Qual carro vai para a pista primeiro?

domingo, 6 de dezembro de 2009

Choque de realidade: Desistindo de acelerar na rua



Em alguma época de 2005, T.O. Castro, os irmãos Andreis, RaFASTra e outros apaixonados por carros da região de Porto Alegre estavam em plena atividade nos rachas de rua. E eu me incluía entre eles.  Meu projeto inicial era justamente fazer um carro de rua que desse para andar nas corridas, ou vice versa. Assim eu poderia participar de pegas tanto na rua como na pista. Ser perseguido e constrangido pela polícia e autoridades de trânsito, ficar acordado até tarde frequentando postinhos e outros lugares desse tipo, eventualmente ter o carro recolhido ou mesmo acabar dando explicações a um juiz faziam parte da nossa rotina.

Mas infelizmente esses não eram os piores problemas que ocorriam. O mundo dos rachas de rua, ao contrário do que prega a mídia sensacionalista, não é composto por pessoas loucas, inconsequentes e inescrupulosas que aceleram seus carros a qualquer hora e em qualquer lugar, assumindo o risco de matar pedestres, motoqueiros e outros motoristas simplesmente por sadismo ou prazer.

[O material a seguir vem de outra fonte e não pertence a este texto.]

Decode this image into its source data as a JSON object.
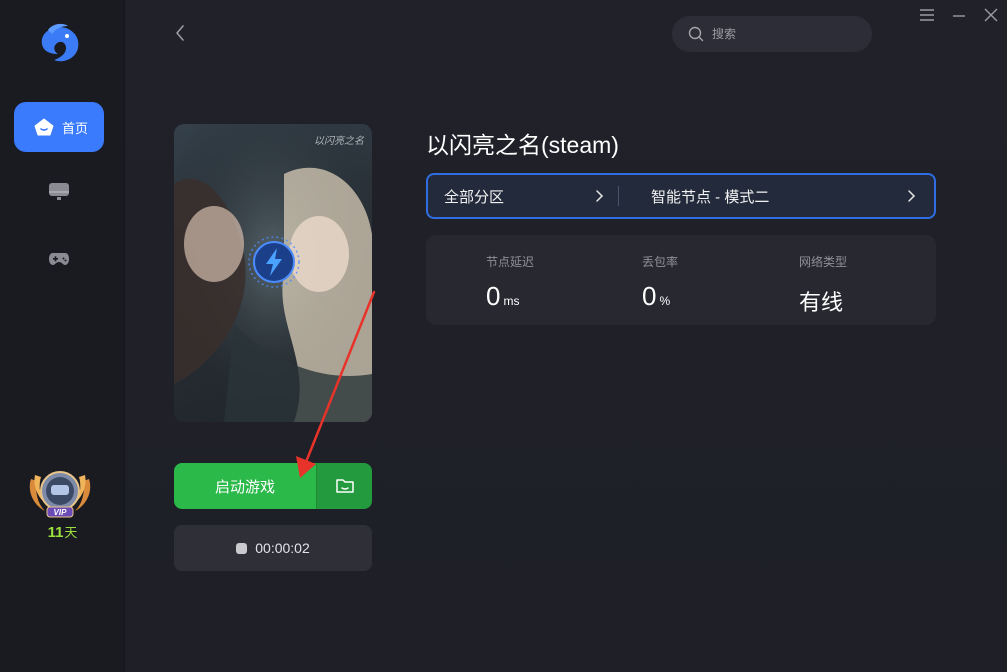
{
  "app": {
    "logo_icon": "dolphin-logo-icon",
    "accent": "#3a7bfd"
  },
  "sidebar": {
    "items": [
      {
        "label": "首页",
        "icon": "home-icon",
        "active": true
      },
      {
        "label": "",
        "icon": "monitor-icon",
        "active": false
      },
      {
        "label": "",
        "icon": "gamepad-icon",
        "active": false
      }
    ],
    "vip": {
      "badge_text": "VIP",
      "days": "11",
      "days_unit": "天"
    }
  },
  "header": {
    "search_placeholder": "搜索",
    "back_icon": "chevron-left-icon",
    "window_controls": [
      "menu-icon",
      "minimize-icon",
      "close-icon"
    ]
  },
  "game": {
    "title": "以闪亮之名(steam)",
    "cover_caption": "以闪亮之名",
    "region_label": "全部分区",
    "node_label": "智能节点 - 模式二",
    "start_label": "启动游戏",
    "timer": "00:00:02",
    "start_color": "#2bb94a"
  },
  "stats": {
    "latency": {
      "label": "节点延迟",
      "value": "0",
      "unit": "ms"
    },
    "loss": {
      "label": "丢包率",
      "value": "0",
      "unit": "%"
    },
    "network": {
      "label": "网络类型",
      "value": "有线"
    }
  }
}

Na verdade, o próprio termo "racha" não é utilizado nesses círculos. O pessoal prefere "aceleras" ou "pegas". A idéia dos pegas noturnos é levar os dois carros para um local dos arredores da cidade que seja distante do trânsito, em um horário em que poucas pessoas estejam por perto. E lá estando, o que se faz é acelerar os dois carros em uma competição o mais "limpa" possível para determinar qual carro é o mais rápido. Qual foi melhor preparado, quem é o melhor mecânico e assim por diante. Pessoas por perto, pedestres, motos, outros veículos... Tudo isso na verdade só atrapalha quem realmente prepara carros para correr na rua.

Isso pode parecer insignificante, mas na realidade é importante, pois mostra o quanto o racha de rua é diferente daquilo que é proposto - ou imposto - pela grande mídia, que propaga que as pessoas que aceleram na rua o fazem para desafiar a lei, para obterem uma sensação de adrenalina através da transgressão, que são simplesmente arruaceiros desorganizados, desleixados, irresponsáveis e inconsequentes.

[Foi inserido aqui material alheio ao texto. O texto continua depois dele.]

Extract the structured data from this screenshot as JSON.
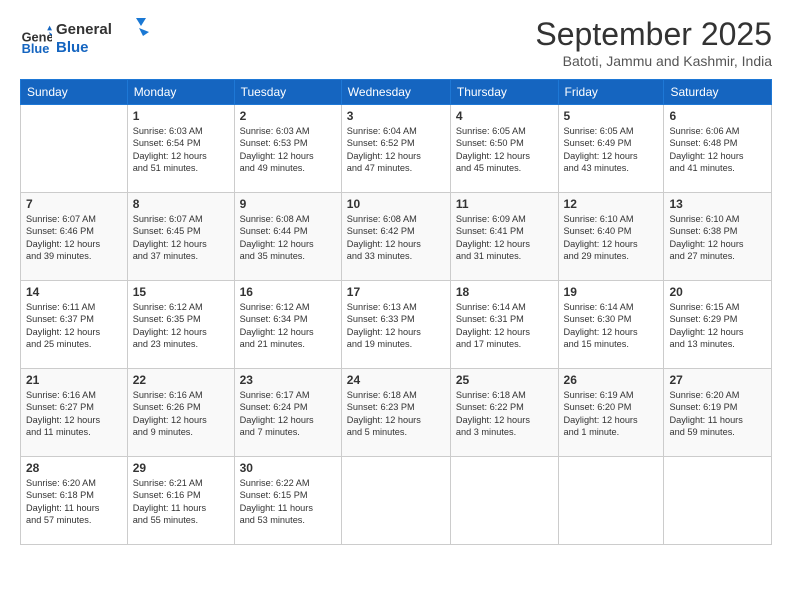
{
  "header": {
    "logo_line1": "General",
    "logo_line2": "Blue",
    "month": "September 2025",
    "location": "Batoti, Jammu and Kashmir, India"
  },
  "weekdays": [
    "Sunday",
    "Monday",
    "Tuesday",
    "Wednesday",
    "Thursday",
    "Friday",
    "Saturday"
  ],
  "weeks": [
    [
      {
        "day": "",
        "info": ""
      },
      {
        "day": "1",
        "info": "Sunrise: 6:03 AM\nSunset: 6:54 PM\nDaylight: 12 hours\nand 51 minutes."
      },
      {
        "day": "2",
        "info": "Sunrise: 6:03 AM\nSunset: 6:53 PM\nDaylight: 12 hours\nand 49 minutes."
      },
      {
        "day": "3",
        "info": "Sunrise: 6:04 AM\nSunset: 6:52 PM\nDaylight: 12 hours\nand 47 minutes."
      },
      {
        "day": "4",
        "info": "Sunrise: 6:05 AM\nSunset: 6:50 PM\nDaylight: 12 hours\nand 45 minutes."
      },
      {
        "day": "5",
        "info": "Sunrise: 6:05 AM\nSunset: 6:49 PM\nDaylight: 12 hours\nand 43 minutes."
      },
      {
        "day": "6",
        "info": "Sunrise: 6:06 AM\nSunset: 6:48 PM\nDaylight: 12 hours\nand 41 minutes."
      }
    ],
    [
      {
        "day": "7",
        "info": "Sunrise: 6:07 AM\nSunset: 6:46 PM\nDaylight: 12 hours\nand 39 minutes."
      },
      {
        "day": "8",
        "info": "Sunrise: 6:07 AM\nSunset: 6:45 PM\nDaylight: 12 hours\nand 37 minutes."
      },
      {
        "day": "9",
        "info": "Sunrise: 6:08 AM\nSunset: 6:44 PM\nDaylight: 12 hours\nand 35 minutes."
      },
      {
        "day": "10",
        "info": "Sunrise: 6:08 AM\nSunset: 6:42 PM\nDaylight: 12 hours\nand 33 minutes."
      },
      {
        "day": "11",
        "info": "Sunrise: 6:09 AM\nSunset: 6:41 PM\nDaylight: 12 hours\nand 31 minutes."
      },
      {
        "day": "12",
        "info": "Sunrise: 6:10 AM\nSunset: 6:40 PM\nDaylight: 12 hours\nand 29 minutes."
      },
      {
        "day": "13",
        "info": "Sunrise: 6:10 AM\nSunset: 6:38 PM\nDaylight: 12 hours\nand 27 minutes."
      }
    ],
    [
      {
        "day": "14",
        "info": "Sunrise: 6:11 AM\nSunset: 6:37 PM\nDaylight: 12 hours\nand 25 minutes."
      },
      {
        "day": "15",
        "info": "Sunrise: 6:12 AM\nSunset: 6:35 PM\nDaylight: 12 hours\nand 23 minutes."
      },
      {
        "day": "16",
        "info": "Sunrise: 6:12 AM\nSunset: 6:34 PM\nDaylight: 12 hours\nand 21 minutes."
      },
      {
        "day": "17",
        "info": "Sunrise: 6:13 AM\nSunset: 6:33 PM\nDaylight: 12 hours\nand 19 minutes."
      },
      {
        "day": "18",
        "info": "Sunrise: 6:14 AM\nSunset: 6:31 PM\nDaylight: 12 hours\nand 17 minutes."
      },
      {
        "day": "19",
        "info": "Sunrise: 6:14 AM\nSunset: 6:30 PM\nDaylight: 12 hours\nand 15 minutes."
      },
      {
        "day": "20",
        "info": "Sunrise: 6:15 AM\nSunset: 6:29 PM\nDaylight: 12 hours\nand 13 minutes."
      }
    ],
    [
      {
        "day": "21",
        "info": "Sunrise: 6:16 AM\nSunset: 6:27 PM\nDaylight: 12 hours\nand 11 minutes."
      },
      {
        "day": "22",
        "info": "Sunrise: 6:16 AM\nSunset: 6:26 PM\nDaylight: 12 hours\nand 9 minutes."
      },
      {
        "day": "23",
        "info": "Sunrise: 6:17 AM\nSunset: 6:24 PM\nDaylight: 12 hours\nand 7 minutes."
      },
      {
        "day": "24",
        "info": "Sunrise: 6:18 AM\nSunset: 6:23 PM\nDaylight: 12 hours\nand 5 minutes."
      },
      {
        "day": "25",
        "info": "Sunrise: 6:18 AM\nSunset: 6:22 PM\nDaylight: 12 hours\nand 3 minutes."
      },
      {
        "day": "26",
        "info": "Sunrise: 6:19 AM\nSunset: 6:20 PM\nDaylight: 12 hours\nand 1 minute."
      },
      {
        "day": "27",
        "info": "Sunrise: 6:20 AM\nSunset: 6:19 PM\nDaylight: 11 hours\nand 59 minutes."
      }
    ],
    [
      {
        "day": "28",
        "info": "Sunrise: 6:20 AM\nSunset: 6:18 PM\nDaylight: 11 hours\nand 57 minutes."
      },
      {
        "day": "29",
        "info": "Sunrise: 6:21 AM\nSunset: 6:16 PM\nDaylight: 11 hours\nand 55 minutes."
      },
      {
        "day": "30",
        "info": "Sunrise: 6:22 AM\nSunset: 6:15 PM\nDaylight: 11 hours\nand 53 minutes."
      },
      {
        "day": "",
        "info": ""
      },
      {
        "day": "",
        "info": ""
      },
      {
        "day": "",
        "info": ""
      },
      {
        "day": "",
        "info": ""
      }
    ]
  ]
}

E isso não é verdade, essa visão não leva em conta toda a realidade do processo. Dentro das oficinas há toda uma preparação do carro e bem ou mal, também do "piloto", que ao começar a frequentar esse círculo passa a ter contato com pessoas mais experientes que conversam sobre os riscos direta ou indiretamente, avisando-o sobre todos os perigos de andar na rua em alta velocidade, ou simplesmente contando suas experiências e as histórias de todo mundo que se deu bem ou mal fazendo isso. Sem falar nas vezes em que ele vai assistir os pegas com seus companheiros, enquanto aguarda seu carro ficar pronto, o que geralmente leva um determinado tempo e consome uma certa quantia.

Ou seja: Por mais inexperiente que seja o rapazote que entra nesse mundo através de uma oficina mecânica de preparação, antes de ele começar de fato a se arriscar nas ruas em alta velocidade ele já recebeu uma boa quantidade de informações e relatos de experiências que lhe deram uma noção do que ele pode ou não fazer e o que ele deve ou não temer, fazendo assim com que ele tenha uma condição muito maior de gerenciar o risco a que está se submetendo.

É claro que o mundo é composto de vários tipos de pessoas e uma situação assim não é controlada por ninguém. E nesse meio, assim como em qualquer outro, existem os inconsequentes e os irresponsáveis, insclusive ocupando as mais variadas posições dentro desse sistema. E aí que reside a raiz de todo o problema.

Mais do que somente pessoas que querem preparar seus carros e medir forças com seus oponentes em uma disputa que pode ser ilegal, mas é legítima e verdadeira, existem também aqueles que são seduzidos por esse mundo, mas não têm a disposição, capacidade ou mesmo a determinação para chegarem a ter um carro preparado. Esses últimos são motivados na maioria das vezes pela vontade de aparecer mais do que os outros. Não tendo carro para acelerar não são considerados "ninguém" dentro do círculo e então começam a fazer todo o tipo de peripécias perigosas no intuito de chamar a atenção. Cavalos-de-pau, andar em altíssima velocidade em locais inadequados, fazer rolos (burnouts) em locais de aglomeração de pessoas... Enfim, todo o tipo de imprudências, que quando são associadas a inexperiência e imperícia, fazem com que os "piloucos" coloquem em risco a si mesmos e também a terceiros.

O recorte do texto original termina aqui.